Об участии близких в выносе, копании могилы, опускании и зарывании покойного в разных местах высказываются по-разному. У северных вепсов это делали дальние родственники или соседи, мотивируя тем, что «своим нельзя», «казаться будет», «неудобно вроде своего убирать». Но известны случаи участия в погребении близких родствеников: «я сама отцу могилу копала». Жители отдаленных деревень утверждают, что раньше все делали свои, т. е. сыновья, дочери. В Вологодской обл. (у куйско-пондальских) «убирать» покойника также должны свои родственники, у пяж-озерских — больше свои, как было принято раньше. Подобная же ситуация отмечена и у средних вепсов Ленинградской обл. Здесь родственники сами все делают, но известно, что «вроде убирать покойника своим нельзя». Такое же примерно представление бытует у южных вепсов д. Радогощн и примыкающих к ней селений.

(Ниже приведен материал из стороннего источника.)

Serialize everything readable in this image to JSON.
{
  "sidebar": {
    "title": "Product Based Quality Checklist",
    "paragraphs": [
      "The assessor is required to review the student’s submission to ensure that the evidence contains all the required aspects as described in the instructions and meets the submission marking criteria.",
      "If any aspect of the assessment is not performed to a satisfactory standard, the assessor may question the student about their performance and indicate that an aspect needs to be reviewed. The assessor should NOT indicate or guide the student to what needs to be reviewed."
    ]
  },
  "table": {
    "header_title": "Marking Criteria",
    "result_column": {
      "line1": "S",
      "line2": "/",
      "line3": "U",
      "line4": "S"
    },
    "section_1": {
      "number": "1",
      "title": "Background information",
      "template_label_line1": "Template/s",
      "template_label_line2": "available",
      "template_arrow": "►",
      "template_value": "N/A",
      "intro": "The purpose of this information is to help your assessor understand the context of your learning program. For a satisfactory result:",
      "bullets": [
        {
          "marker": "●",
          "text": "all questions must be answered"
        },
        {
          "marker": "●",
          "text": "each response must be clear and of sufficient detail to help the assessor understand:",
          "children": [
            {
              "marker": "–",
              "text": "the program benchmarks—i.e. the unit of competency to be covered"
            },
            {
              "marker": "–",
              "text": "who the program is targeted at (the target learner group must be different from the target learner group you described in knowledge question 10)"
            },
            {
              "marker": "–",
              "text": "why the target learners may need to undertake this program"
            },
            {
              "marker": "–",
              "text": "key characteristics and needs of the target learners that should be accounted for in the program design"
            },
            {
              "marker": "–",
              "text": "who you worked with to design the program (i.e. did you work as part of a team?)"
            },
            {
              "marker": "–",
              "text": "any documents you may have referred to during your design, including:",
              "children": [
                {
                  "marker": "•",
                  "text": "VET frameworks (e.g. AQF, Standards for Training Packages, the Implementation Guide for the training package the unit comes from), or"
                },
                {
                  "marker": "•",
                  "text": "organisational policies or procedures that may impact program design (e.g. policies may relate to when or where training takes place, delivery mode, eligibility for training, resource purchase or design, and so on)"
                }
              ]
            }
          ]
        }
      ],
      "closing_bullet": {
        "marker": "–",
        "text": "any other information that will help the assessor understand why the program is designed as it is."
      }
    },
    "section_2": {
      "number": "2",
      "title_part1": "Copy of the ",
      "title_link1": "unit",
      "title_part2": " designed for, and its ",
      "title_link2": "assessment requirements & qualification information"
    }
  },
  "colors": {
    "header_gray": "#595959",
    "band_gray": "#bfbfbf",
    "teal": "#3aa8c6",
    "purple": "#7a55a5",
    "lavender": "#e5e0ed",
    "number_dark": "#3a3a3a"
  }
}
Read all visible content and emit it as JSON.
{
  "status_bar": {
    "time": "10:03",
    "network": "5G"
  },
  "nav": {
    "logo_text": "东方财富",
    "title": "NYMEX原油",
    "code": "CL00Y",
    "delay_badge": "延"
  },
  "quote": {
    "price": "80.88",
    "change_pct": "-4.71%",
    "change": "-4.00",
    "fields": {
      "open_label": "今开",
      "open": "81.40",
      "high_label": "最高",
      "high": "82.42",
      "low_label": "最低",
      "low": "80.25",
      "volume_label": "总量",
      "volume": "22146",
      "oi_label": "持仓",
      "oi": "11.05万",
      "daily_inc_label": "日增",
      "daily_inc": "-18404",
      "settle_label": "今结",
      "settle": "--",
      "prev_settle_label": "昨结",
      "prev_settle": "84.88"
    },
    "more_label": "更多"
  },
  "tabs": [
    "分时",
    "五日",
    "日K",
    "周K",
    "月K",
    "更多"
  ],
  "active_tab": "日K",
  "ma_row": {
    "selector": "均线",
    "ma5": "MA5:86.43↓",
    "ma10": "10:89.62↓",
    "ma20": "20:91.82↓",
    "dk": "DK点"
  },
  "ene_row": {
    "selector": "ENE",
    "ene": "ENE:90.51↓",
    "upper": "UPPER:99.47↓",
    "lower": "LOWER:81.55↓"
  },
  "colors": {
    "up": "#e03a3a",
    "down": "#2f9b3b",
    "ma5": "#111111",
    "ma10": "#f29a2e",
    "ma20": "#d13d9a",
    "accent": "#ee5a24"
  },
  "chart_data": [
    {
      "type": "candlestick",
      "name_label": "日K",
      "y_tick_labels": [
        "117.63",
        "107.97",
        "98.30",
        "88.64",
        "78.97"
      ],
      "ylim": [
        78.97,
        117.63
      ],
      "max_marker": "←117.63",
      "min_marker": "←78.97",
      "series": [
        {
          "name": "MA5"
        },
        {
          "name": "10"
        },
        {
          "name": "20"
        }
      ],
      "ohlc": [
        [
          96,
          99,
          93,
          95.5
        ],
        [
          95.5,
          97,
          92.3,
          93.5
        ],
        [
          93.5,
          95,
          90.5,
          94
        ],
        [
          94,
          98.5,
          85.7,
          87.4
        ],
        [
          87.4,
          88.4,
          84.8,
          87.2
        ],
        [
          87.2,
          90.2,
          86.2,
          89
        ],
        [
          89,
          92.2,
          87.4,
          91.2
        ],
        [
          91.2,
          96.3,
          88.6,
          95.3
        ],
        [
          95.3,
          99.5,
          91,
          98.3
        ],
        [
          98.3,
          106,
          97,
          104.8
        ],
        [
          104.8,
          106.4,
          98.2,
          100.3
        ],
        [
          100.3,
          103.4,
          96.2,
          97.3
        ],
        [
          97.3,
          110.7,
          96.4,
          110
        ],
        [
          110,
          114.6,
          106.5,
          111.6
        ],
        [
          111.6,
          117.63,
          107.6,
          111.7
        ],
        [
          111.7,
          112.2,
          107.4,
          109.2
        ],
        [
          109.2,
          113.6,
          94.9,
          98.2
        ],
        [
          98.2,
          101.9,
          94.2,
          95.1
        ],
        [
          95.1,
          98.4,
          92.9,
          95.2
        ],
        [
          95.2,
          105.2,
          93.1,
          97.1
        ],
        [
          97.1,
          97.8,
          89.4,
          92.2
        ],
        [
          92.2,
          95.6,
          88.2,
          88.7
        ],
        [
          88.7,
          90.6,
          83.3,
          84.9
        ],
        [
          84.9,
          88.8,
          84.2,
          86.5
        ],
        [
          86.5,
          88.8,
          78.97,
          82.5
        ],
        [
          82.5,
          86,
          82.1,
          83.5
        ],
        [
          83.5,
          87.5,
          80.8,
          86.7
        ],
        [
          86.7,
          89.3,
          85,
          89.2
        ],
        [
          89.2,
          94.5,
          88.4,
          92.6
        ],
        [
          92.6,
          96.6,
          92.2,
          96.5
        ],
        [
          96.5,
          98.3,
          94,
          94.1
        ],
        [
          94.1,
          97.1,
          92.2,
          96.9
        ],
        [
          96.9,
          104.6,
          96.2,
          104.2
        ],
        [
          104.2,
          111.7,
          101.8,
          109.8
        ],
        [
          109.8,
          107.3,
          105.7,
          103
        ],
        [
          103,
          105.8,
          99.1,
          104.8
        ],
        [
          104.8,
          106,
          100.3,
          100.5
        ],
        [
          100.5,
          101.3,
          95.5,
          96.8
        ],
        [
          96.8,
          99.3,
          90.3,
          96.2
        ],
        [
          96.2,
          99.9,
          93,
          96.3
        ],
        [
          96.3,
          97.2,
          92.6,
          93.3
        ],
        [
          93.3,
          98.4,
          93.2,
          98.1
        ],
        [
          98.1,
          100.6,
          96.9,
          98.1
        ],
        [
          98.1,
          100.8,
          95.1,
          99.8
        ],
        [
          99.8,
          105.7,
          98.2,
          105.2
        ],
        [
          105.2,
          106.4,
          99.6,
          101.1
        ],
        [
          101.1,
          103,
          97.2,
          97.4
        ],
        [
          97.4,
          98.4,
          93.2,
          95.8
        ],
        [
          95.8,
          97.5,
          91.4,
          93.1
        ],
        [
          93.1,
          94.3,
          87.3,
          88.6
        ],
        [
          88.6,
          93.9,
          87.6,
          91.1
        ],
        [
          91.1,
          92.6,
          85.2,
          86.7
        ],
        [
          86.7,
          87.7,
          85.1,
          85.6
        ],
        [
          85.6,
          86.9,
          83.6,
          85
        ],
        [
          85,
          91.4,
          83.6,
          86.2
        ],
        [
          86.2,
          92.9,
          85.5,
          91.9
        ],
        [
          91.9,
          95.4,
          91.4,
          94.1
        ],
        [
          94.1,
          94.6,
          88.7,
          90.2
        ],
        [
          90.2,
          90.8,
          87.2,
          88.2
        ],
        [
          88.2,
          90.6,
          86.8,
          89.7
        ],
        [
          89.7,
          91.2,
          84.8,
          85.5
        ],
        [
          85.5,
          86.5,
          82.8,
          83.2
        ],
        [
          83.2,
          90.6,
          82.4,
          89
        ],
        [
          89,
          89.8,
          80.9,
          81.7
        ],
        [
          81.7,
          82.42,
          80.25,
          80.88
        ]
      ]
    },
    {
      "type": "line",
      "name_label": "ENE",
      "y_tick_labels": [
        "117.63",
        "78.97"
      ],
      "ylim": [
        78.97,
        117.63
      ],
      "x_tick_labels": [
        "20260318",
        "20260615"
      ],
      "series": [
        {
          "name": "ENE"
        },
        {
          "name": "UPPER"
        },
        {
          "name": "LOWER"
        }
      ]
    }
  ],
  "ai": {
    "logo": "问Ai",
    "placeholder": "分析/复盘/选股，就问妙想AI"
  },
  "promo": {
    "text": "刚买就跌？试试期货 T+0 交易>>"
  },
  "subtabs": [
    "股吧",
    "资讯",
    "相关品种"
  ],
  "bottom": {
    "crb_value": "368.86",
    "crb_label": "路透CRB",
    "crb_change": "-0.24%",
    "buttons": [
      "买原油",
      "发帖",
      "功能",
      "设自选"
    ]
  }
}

Южные вепсы Сидоровского сельского совета убеждены, что все должны делать «родные руки», «как последний почет отдаем» и даже что «не свои не должны и касаться». По всей вероятности, у вепсов в прошлом не было отстранения близких родственников от этих обязанностей. Пока трудно сказать, как долго сохранится старинный обычай выполнять все действия, связанные с подготовкой и захоронением умершего, самыми близкими родственниками27. Но отголоски прежних традиций видны и при совершении погребения по новым правилам. Так, при соблюдении запрета «зарывать покойного сыновьям, дочерям» им, однако, полагается первыми кинуть горсть земли на опущенный в могилу гроб. Перед погребением в могилу бросали медные деньги28, выкупая, по мнению большинства информаторов, место для покойного. Имеется одно высказывание, что при этом приговаривали: «передайте их моим родным»29. На кладбище иконку и крест с умершего снимали30. Раньше иконку до сорокового дня у средних вепсов оставляли на могиле, а южные вепсы хранили ее в церкви пли в часовне. Перед тем как закрыть гроб, на лицо покойного натягивали холст, бросали на него три щепотки земли (желательно «отпетой» в церкви)—«два раза на голову, один раз в ноги». Гроб опускали на полотенцах, холсте, веревках. Иногда отмечали, что на веревках опускали лишь ту часть гроба, где находились ноги покойного. У северных и средних вепсов, проживающих в Ярославичах, раньше было принято опускать незакрытый гроб на руках. Его при этом передавали двум спустившимся в могилу мужчинам, в обязанности которых входило бросить на покойника несколько горстей земли перед закрытием гроба. В тех местах, где гроб опускали на руках, отмечают, что могилы рыли неглубокие. Полотенца и холст, на которых опускали гроб, назад домой не приносили: у северных и средних вепсов их отдавали вдовам, старым девам или нищим (у северных вепсов их можно было зарыть также и в могиле), а у южных — тем, кто копал могилу. При погребении крест не устанавливали.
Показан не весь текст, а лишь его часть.